Chief quartermaster for the army at St. Louis was Robert Allen—the same whom Halleck had once thought of for Grant's own job; the same, also, who had helped Grant return from California to New York in 1854, when Grant badly needed help—and to Allen, in the middle of November, Grant sent word that he needed at least two hundred freight cars and six locomotives as soon as possible. He had nearly 30,000 men at Holly Springs and he would have from 10,000 to 15,000 more when Sherman reached him; he was keeping a reserve of 100,000 rations on hand, he proposed to double this as soon as possible, he had 800,000 rations in stock near Grand Junction; and he wanted two solid trainloads of grain brought down for his horses. All in all, the railroad was his lifeline, and Holly Springs was to be his advance base, and it was vital to keep it in good operating condition. Grant supplemented his wire to General Allen by revising his figures upward, notifying Halleck that he wanted twelve locomotives.

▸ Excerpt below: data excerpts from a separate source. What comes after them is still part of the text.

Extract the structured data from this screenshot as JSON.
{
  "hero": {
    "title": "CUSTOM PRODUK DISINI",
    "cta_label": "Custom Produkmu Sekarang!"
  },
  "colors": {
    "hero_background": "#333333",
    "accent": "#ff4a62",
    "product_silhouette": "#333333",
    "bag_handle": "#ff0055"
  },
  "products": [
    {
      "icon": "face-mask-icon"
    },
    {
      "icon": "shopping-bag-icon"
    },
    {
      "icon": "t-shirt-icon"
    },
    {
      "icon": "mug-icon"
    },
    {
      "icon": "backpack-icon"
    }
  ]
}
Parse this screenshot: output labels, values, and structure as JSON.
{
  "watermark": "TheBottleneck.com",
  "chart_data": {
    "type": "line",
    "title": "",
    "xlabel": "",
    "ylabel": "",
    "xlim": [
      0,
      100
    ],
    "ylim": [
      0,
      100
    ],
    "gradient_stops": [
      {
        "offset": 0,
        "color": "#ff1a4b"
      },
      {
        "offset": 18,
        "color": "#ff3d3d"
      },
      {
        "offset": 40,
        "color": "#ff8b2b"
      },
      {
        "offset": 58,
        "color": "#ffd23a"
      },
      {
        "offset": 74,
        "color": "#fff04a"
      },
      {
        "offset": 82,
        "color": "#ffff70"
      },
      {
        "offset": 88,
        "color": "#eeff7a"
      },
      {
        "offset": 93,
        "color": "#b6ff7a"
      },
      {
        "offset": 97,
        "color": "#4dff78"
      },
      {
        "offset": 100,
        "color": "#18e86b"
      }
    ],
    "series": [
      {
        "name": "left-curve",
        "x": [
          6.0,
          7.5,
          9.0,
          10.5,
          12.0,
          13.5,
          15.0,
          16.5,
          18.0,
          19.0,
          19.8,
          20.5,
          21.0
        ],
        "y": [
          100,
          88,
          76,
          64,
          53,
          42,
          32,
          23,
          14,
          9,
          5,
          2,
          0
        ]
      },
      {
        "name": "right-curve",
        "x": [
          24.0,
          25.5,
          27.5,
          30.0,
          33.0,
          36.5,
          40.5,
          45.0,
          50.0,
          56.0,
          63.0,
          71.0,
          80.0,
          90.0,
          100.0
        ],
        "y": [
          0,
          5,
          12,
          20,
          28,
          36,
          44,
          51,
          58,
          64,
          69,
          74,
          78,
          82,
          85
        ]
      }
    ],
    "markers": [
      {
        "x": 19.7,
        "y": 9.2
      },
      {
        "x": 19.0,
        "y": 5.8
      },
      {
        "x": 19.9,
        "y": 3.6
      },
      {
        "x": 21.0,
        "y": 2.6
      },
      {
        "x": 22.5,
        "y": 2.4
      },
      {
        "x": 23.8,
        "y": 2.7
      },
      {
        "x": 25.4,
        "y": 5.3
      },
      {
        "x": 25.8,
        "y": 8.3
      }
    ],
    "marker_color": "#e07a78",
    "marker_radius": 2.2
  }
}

Back from Halleck came a surprising reply. The locomotives could not be had, because “it is not advisable to put railroads in operation south of Memphis. Operations in north Mississippi must be limited to rapid marches upon any collected forces of the enemy, feeding as far as possible upon the country. The enemy must be turned by a movement down the river from Memphis as soon as a sufficient force can be collected.” To Allen, Halleck wrote to the same effect, saying that no cars or engines should be purchased except those needed for the roads already in operation.
10

Considered in the light of what Grant knew at the time, this was nothing less than astounding. All spring and summer, Halleck's emphasis had always been on repairing and using the railroads. When Grant suggested that the network near the Mississippi border be abandoned Halleck had failed to approve, and Grant had set out, with Halleck's blessing, on an offensive which was directly
dependent on railway transportation. Now he was being told that the railroads were not to be relied on, and his plan of campaign was being turned inside-out. Yet it was hard to get things explained. Grant wrote that he planned to attack Pemberton, that Sherman would be in his force, and that Steele with troops from beyond the Mississippi would cross the river so as to threaten Pemberton's flank: must this plan be countermanded? Halleck replied simply: “Proposed movements approved. Do not go too far.”
11

Grant moved. The anticipated Confederate resistance along the Tallahatchie River failed to materialize, and Grant got his army to the town of Oxford, thirty miles south of Holly Springs. Pemberton, as far as Grant could learn, had his troops grouped below the Yalobusha River, at Grenada, fifty miles farther on; Grant believed that he himself could go that far, pinning Pemberton in position there, and sending his cavalry under Colonel T. Lyle Dickey off on a swing to the east, to cut the state's other north-south railroad line at Tupelo and, if possible, to destroy the Confederate munitions plants at the Mississippi industrial city of Columbus. Meanwhile, if there was to be a move down the river from Memphis, he wanted the soldier he most relied on, Sherman, to lead it. Sherman, accordingly, taking one division with him and leaving his other two divisions with Grant, must return to Memphis, assemble the new troops that were gathering there, add to them if possible part of Steele's force from Arkansas, and (with the Navy's gunboats for escort) steam down the river to the mouth of the Yazoo, just north of Vicksburg. Then, if Grant kept Pemberton busy at Grenada, Sherman ought to be able to dislodge the Rebel garrison at Vicksburg, and in the end Pemberton and all his troops could be driven off into eastern Mississippi and then brought to battle.
12
Grant informed Halleck that heavy rains and flooded rivers had made Mississippi's roads almost impassable, and that he would be tied pretty closely to the railroad.